The Subzi-Haat or simply the Haat is a place that simply radiates life. There  is life in the cartloads of fresh vegetables which are soon going to infuse fresh energy into the systems of thousands of human beings. There is life in the hundreds of vegetable sellers who shriek at the top of their voices trying to attract customers to their vegetables. There is life in the enthusiasm with which neighbourhood aunties bargain for five rupees with the subzi wallah. There is excitement in the way that prices drop suddenly across the market because of the failings of a particular vegetable seller who himself is driven to desperation because of the  fear of having to carry his goods back home; the life at the haat, incredibly increases as the time of market closure approaches with unbelievable deals being offered.  There is life in my effort to locate that particular vegetable or fruit seller who sold me those capital radishes at that throwaway price last time and in my failure to do so among the sheer numbers.

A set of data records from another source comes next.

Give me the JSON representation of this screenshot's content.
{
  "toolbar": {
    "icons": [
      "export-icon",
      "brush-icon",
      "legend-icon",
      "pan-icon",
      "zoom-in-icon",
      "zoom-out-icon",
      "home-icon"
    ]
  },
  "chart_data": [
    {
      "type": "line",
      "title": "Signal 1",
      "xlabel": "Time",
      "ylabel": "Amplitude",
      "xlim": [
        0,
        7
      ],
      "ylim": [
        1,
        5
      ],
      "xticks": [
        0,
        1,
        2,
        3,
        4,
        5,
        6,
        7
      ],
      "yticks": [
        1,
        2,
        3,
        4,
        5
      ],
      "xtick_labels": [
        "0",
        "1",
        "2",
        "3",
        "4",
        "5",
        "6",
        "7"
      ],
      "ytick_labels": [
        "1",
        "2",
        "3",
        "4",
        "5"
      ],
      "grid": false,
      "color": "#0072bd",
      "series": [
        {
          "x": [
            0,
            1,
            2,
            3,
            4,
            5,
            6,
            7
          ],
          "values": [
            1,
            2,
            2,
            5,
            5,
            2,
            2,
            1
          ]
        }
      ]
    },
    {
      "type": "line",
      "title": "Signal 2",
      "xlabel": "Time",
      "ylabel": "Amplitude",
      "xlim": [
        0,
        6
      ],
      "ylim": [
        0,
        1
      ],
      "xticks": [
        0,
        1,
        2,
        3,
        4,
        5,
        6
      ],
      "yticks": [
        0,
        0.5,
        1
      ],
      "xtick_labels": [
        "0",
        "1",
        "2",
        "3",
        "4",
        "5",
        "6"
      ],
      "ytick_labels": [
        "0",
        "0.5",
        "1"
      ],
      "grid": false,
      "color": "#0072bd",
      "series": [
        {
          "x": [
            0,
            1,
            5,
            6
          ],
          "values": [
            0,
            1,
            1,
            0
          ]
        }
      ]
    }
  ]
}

The one-handed fumble for change(the other one is grasping a helmet or a bag), the painful long jostle through the crowds back to the car/bike with arms bursting from the weight of those two bulging shopping bags, the frustration of seeing peas at 12 rupees after buying at 15 rupees, the insincere consolation to your mind that yours must be the better peas, the impulse buying of the 12 rupee peas as well, the realization that your refrigerator and stomachs simply do not have the space to accommodate those bulging shopping bags: the subzi haat is an experience of life that not everyone steeped in the metro life might quite have either the chance or the inclination to savour.

P.S: The economic angle: The haat is the perfect example of perfect competition that economics tries to peddle. Demand meets supply and high prices directly hit sales. The prices are also such that everyone is able to participate thus leading to a much more realistic price discovery.